Astroscan, it said. Reflector telescope. And there was a book with it, explaining how to find and view astronomical objects.
The telescope made sense as a gift, Jaso
n supposed, though he couldn’t remember expressing any interest in astronomy to his father, or his father to him. Here in rural Missouri, with only the minimal glow of Cabells Mound on the north horizon, the night starscapes were spectacular. On those nights when the sky wasn’t covered with cloud, anyway. There hadn’t been many clear nights this rainy spring.
He suspected that his father hadn’t thought of the gift, though. It seemed more like something that Una might pick.
The thing was, the Astroscan didn’t look like a telescope. Telescopes were supposed to be long tubes, Jason knew, with a piece of glass at one end and someplace to put your eye at the other. This thing looked, if anything, like a giant red plastic cherry.
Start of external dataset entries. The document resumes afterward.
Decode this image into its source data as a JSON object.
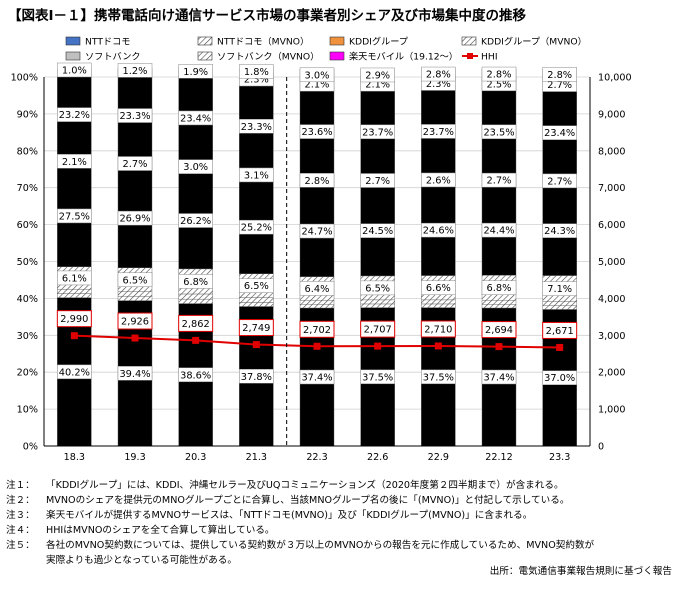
{
  "title": "【図表Ⅰ－１】携帯電話向け通信サービス市場の事業者別シェア及び市場集中度の推移",
  "chart_data": {
    "type": "bar",
    "stacked": true,
    "categories": [
      "18.3",
      "19.3",
      "20.3",
      "21.3",
      "22.3",
      "22.6",
      "22.9",
      "22.12",
      "23.3"
    ],
    "left_axis": {
      "ylim": [
        0,
        100
      ],
      "ticks": [
        "0%",
        "10%",
        "20%",
        "30%",
        "40%",
        "50%",
        "60%",
        "70%",
        "80%",
        "90%",
        "100%"
      ]
    },
    "right_axis": {
      "ylim": [
        0,
        10000
      ],
      "ticks": [
        "0",
        "1,000",
        "2,000",
        "3,000",
        "4,000",
        "5,000",
        "6,000",
        "7,000",
        "8,000",
        "9,000",
        "10,000"
      ]
    },
    "series": [
      {
        "name": "NTTドコモ",
        "color": "#4472c4",
        "pattern": "solid",
        "values": [
          40.2,
          39.4,
          38.6,
          37.8,
          37.4,
          37.5,
          37.5,
          37.4,
          37.0
        ],
        "labels": [
          "40.2%",
          "39.4%",
          "38.6%",
          "37.8%",
          "37.4%",
          "37.5%",
          "37.5%",
          "37.4%",
          "37.0%"
        ]
      },
      {
        "name": "NTTドコモ（MVNO）",
        "color": "#4472c4",
        "pattern": "hatch",
        "values": [
          1.1,
          1.2,
          1.2,
          1.1,
          1.0,
          1.0,
          1.0,
          1.0,
          1.0
        ],
        "labels": []
      },
      {
        "name": "KDDIグループ（MVNO）",
        "color": "#f0913d",
        "pattern": "hatch",
        "values": [
          1.2,
          1.2,
          1.4,
          1.3,
          1.1,
          1.1,
          1.1,
          1.1,
          1.1
        ],
        "labels": []
      },
      {
        "name": "ソフトバンク（MVNO）",
        "color": "#a6a6a6",
        "pattern": "hatch",
        "values": [
          6.1,
          6.5,
          6.8,
          6.5,
          6.4,
          6.5,
          6.6,
          6.8,
          7.1
        ],
        "labels": [
          "6.1%",
          "6.5%",
          "6.8%",
          "6.5%",
          "6.4%",
          "6.5%",
          "6.6%",
          "6.8%",
          "7.1%"
        ]
      },
      {
        "name": "KDDIグループ",
        "color": "#f0913d",
        "pattern": "solid",
        "values": [
          27.5,
          26.9,
          26.2,
          25.2,
          24.7,
          24.5,
          24.6,
          24.4,
          24.3
        ],
        "labels": [
          "27.5%",
          "26.9%",
          "26.2%",
          "25.2%",
          "24.7%",
          "24.5%",
          "24.6%",
          "24.4%",
          "24.3%"
        ]
      },
      {
        "name": "KDDIグループ（MVNO）",
        "color": "#f0913d",
        "pattern": "hatch",
        "values": [
          2.1,
          2.7,
          3.0,
          3.1,
          2.8,
          2.7,
          2.6,
          2.7,
          2.7
        ],
        "labels": [
          "2.1%",
          "2.7%",
          "3.0%",
          "3.1%",
          "2.8%",
          "2.7%",
          "2.6%",
          "2.7%",
          "2.7%"
        ]
      },
      {
        "name": "ソフトバンク",
        "color": "#bfbfbf",
        "pattern": "solid",
        "values": [
          23.2,
          23.3,
          23.4,
          23.3,
          23.6,
          23.7,
          23.7,
          23.5,
          23.4
        ],
        "labels": [
          "23.2%",
          "23.3%",
          "23.4%",
          "23.3%",
          "23.6%",
          "23.7%",
          "23.7%",
          "23.5%",
          "23.4%"
        ]
      },
      {
        "name": "ソフトバンク（MVNO）",
        "color": "#ffffff",
        "pattern": "hatch",
        "values": [
          1.0,
          1.2,
          1.9,
          2.3,
          2.1,
          2.1,
          2.3,
          2.5,
          2.7
        ],
        "labels": [
          "1.0%",
          "1.2%",
          "1.9%",
          "2.3%",
          "2.1%",
          "2.1%",
          "2.3%",
          "2.5%",
          "2.7%"
        ]
      },
      {
        "name": "楽天モバイル（19.12～）",
        "color": "#ff00ff",
        "pattern": "solid",
        "values": [
          0,
          0,
          0,
          1.8,
          3.0,
          2.9,
          2.8,
          2.8,
          2.8
        ],
        "labels": [
          "",
          "",
          "",
          "1.8%",
          "3.0%",
          "2.9%",
          "2.8%",
          "2.8%",
          "2.8%"
        ]
      }
    ],
    "hhi": {
      "name": "HHI",
      "color": "#e00000",
      "values": [
        2990,
        2926,
        2862,
        2749,
        2702,
        2707,
        2710,
        2694,
        2671
      ],
      "labels": [
        "2,990",
        "2,926",
        "2,862",
        "2,749",
        "2,702",
        "2,707",
        "2,710",
        "2,694",
        "2,671"
      ]
    },
    "legend": [
      {
        "name": "NTTドコモ",
        "type": "box",
        "fill": "#4472c4",
        "pattern": "solid"
      },
      {
        "name": "NTTドコモ（MVNO）",
        "type": "box",
        "fill": "#4472c4",
        "pattern": "hatch"
      },
      {
        "name": "KDDIグループ",
        "type": "box",
        "fill": "#f0913d",
        "pattern": "solid"
      },
      {
        "name": "KDDIグループ（MVNO）",
        "type": "box",
        "fill": "#f0913d",
        "pattern": "hatch"
      },
      {
        "name": "ソフトバンク",
        "type": "box",
        "fill": "#bfbfbf",
        "pattern": "solid"
      },
      {
        "name": "ソフトバンク（MVNO）",
        "type": "box",
        "fill": "#ffffff",
        "pattern": "hatch"
      },
      {
        "name": "楽天モバイル（19.12～）",
        "type": "box",
        "fill": "#ff00ff",
        "pattern": "solid"
      },
      {
        "name": "HHI",
        "type": "line",
        "fill": "#e00000",
        "pattern": "solid"
      }
    ],
    "legend_position": "top",
    "divider_after_category": "21.3"
  },
  "notes": [
    {
      "label": "注１：",
      "text": "「KDDIグループ」には、KDDI、沖縄セルラー及びUQコミュニケーションズ（2020年度第２四半期まで）が含まれる。"
    },
    {
      "label": "注２：",
      "text": "MVNOのシェアを提供元のMNOグループごとに合算し、当該MNOグループ名の後に「(MVNO)」と付記して示している。"
    },
    {
      "label": "注３：",
      "text": "楽天モバイルが提供するMVNOサービスは、「NTTドコモ(MVNO)」及び「KDDIグループ(MVNO)」に含まれる。"
    },
    {
      "label": "注４：",
      "text": "HHIはMVNOのシェアを全て合算して算出している。"
    },
    {
      "label": "注５：",
      "text": "各社のMVNO契約数については、提供している契約数が３万以上のMVNOからの報告を元に作成しているため、MVNO契約数が",
      "cont": "実際よりも過少となっている可能性がある。"
    }
  ],
  "source": "出所：電気通信事業報告規則に基づく報告"
}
There was a round, red hard plastic body, maybe ten inches across. It was round on the bottom, and wouldn’t stand by itself, but there was a stand provided in which it could sit and rotate freely. And then there was a thick stem, six or seven inches long, that stuck out from the body. Removing the plastic cap on the end of this revealed a piece of glass that Jason assumed was a lens. There was another lens, an eye-piece, in a foam-padded box, but it seemed to go in the stem, not on the end away from the front lens.
It seemed very strange.
Jason wondered for a while if this was some kind of kiddie scope, if his father had got him something intended for a six-year-old.
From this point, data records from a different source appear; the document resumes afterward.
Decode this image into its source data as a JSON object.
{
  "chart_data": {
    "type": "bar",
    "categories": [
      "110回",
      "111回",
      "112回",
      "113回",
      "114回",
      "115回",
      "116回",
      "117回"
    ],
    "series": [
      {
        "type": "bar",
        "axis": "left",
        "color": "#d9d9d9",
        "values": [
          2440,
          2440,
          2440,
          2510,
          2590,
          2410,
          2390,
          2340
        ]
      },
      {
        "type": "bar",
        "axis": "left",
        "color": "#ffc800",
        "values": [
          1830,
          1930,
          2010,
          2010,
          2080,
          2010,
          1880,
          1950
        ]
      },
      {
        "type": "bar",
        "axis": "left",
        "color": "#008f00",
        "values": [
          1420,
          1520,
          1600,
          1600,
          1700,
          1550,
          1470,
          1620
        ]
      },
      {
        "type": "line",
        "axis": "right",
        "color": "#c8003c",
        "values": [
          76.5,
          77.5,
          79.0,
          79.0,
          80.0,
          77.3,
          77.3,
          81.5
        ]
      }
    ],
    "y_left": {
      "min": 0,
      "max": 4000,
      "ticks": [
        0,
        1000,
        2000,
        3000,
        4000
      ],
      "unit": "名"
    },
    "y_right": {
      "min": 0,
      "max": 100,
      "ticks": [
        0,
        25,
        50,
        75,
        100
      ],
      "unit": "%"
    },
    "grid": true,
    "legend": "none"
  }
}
The Huntleys’ dog Batman was still barking, barking as if it were deranged. Jason looked out the window to see if the dog was barking at an intruder, but Batman was sitting in the backyard next to the little Huntley girl’s inflatable wading pool, with its muzzle pointed to the sky, barking into the air. Maybe, Jason thought, it had a bad case of indigestion or something. He returned his attention to the telescope.
He shoved his computer monitor out of the way, put the scope on his desk, put the eyepiece into the aperture, then pointed the Astroscan out the window and put his eye to it. He could see nothing but a blur. He spun the focusing knob.